Assuming we are still talking about the first of the questions, I mentioned the [H3PO4] before, and as a matter of fact it should be of the same order of magnitude as [PO43-] . I can say this because the pK's you quote (well translating your K 1 and 3 into pK's) are about equally distant from your pH of 7.5. The two errors are in opposite directions so partly cancel each other.

You don't say how you calculated the pH taking into account just your [PO43-] . If this was an 'absolute' calculation, with some polynomial equation I guess, I would at least need to be fresher before taking it on.

Just ignoring the minor forms and considering you have in solution forms H2PO4- and HPO42- only, then the pH is an easy standard calculation. Call that first approximation - all needed for almost all practical purposes. Then assuming the pH is that, you could calculate how much the other two forms are (they will be of the order of 10-4 of the concentrations of the main forms). Then subtract the amount of the minor forms from the amount of the main forms, keeping the ratio of the latter constant. Or better maybe, now you know what [PO43-] is, write out the equation for the sum of all the forms,
0.0797 = [PO43-]*(a cubic in [H+]).
and with the computer or hand calculator solve for [H+]. Maybe you did something like this.
Actually you can calculate that by hand almost as well. Since you already have a fairly good approximation to [H+], call it [H+]1 Then let [H+] = ([H+]1 + δ) and maybe you can see how (binomial expansion) you get a good second approximation equation linear in δ.

Previously we had a calculation good enough for nearly all practical purposes, now we have one good enough for absolutely all practical purposes anyone will ever need.
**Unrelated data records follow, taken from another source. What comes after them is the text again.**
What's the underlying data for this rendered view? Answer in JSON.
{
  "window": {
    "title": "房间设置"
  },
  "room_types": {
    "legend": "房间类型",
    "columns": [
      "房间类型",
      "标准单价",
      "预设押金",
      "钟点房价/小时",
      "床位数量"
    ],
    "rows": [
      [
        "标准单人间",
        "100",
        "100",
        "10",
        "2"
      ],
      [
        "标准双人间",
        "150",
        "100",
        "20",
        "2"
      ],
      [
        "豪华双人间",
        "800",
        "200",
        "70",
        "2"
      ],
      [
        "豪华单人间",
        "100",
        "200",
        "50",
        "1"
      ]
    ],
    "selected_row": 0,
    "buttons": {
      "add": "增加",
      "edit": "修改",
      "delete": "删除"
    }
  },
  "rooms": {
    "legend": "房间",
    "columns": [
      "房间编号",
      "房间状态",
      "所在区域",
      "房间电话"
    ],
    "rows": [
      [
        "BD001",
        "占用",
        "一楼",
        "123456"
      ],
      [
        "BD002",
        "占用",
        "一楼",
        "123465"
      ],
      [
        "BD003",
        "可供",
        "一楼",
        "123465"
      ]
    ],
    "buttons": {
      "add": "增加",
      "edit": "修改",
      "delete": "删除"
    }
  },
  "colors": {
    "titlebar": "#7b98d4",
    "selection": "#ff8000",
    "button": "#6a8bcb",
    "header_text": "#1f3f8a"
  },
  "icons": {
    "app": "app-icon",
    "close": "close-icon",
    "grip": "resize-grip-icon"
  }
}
But you could if so inclined go through another cycle of computation starting with the second approximation values. I'd say that in order to see what these calculations are telling you it would be better to do even the first one for whch you gave pH = 7.351 to full precision of the calculator.

Note that these calculations are dealing only with the error caused by assuming the phosphate having only two forms; the error caused by ignoring [H+] and [OH-] in balance equations I think is going to be orders of magnitude smaller even than this.

Last edited: Dec 9, 2013
12. Dec 10, 2013

### epenguin

This speck of dust that had surrounded my brain blew away and I saw altogether how to do the calculation. For the fastest way it is still good to start with an approximate pH so I went to calculate that first.
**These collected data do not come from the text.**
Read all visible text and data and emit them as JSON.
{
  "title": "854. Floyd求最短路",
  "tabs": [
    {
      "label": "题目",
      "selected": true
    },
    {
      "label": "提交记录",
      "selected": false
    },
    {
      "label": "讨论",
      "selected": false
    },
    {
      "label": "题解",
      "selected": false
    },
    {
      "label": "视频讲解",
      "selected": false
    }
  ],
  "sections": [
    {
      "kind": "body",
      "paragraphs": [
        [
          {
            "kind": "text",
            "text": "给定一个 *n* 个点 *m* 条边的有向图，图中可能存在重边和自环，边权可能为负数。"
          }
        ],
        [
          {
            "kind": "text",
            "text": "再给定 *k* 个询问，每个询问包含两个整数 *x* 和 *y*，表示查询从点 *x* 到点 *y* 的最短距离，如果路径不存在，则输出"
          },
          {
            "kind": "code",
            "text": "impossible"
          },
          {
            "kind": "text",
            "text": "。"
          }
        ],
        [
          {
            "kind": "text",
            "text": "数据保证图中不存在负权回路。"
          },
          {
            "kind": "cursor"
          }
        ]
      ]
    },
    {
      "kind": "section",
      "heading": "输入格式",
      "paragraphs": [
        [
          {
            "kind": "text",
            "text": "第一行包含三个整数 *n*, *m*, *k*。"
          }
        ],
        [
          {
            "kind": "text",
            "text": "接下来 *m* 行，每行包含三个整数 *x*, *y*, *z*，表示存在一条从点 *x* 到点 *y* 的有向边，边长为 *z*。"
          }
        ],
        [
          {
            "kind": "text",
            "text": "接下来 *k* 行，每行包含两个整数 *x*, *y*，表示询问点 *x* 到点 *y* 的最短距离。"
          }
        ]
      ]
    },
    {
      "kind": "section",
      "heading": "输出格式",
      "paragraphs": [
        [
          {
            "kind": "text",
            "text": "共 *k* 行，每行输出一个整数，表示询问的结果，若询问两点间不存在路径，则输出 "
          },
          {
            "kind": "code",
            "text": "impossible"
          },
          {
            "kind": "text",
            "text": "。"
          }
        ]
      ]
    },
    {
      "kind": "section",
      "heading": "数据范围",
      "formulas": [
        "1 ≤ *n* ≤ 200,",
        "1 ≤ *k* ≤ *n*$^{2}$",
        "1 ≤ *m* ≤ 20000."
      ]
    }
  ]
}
There appears to be a large error in your value of 7.3 i.e. not far above the pK of 7.2.
pH = pK when molarities of acid and base forms are equal. Assuming your calculation of molarities correct, the ratio of the basic to the more acid phosphate ion is nearly 4. It did not sound right that with such a disproportion you were only 0.1 pH units above the pK. (It is useful to have at least one point on a mental map of logs between 0 and 10, and I remember that 0.5 is about log(3), so you should find yourself more than 0.5 above 7.2). The approximate pH from simple calculation e.g. Henderson-Hasselbalch taking into account only two phosphate forms I get to be 7.78

If there are signs you are still here I might go into the complete calculation, though I've already said a good bit of it.

Last edited: Dec 10, 2013
13. Dec 11, 2013

### Staff: Mentor

Strange. 0.2 M KCl can't be used to maintain ionic strength at 0.2, as solution has ionic strength around 0.2 by itself. With KCl ionic strength goes up to 0.4.

Sodium dihydrogen phosphate is not available as heptahydrate, I have found only mono and dihydrate mentioned in my handbook. There is a heptahydrate listed, but of disodium hydrogenphosphate.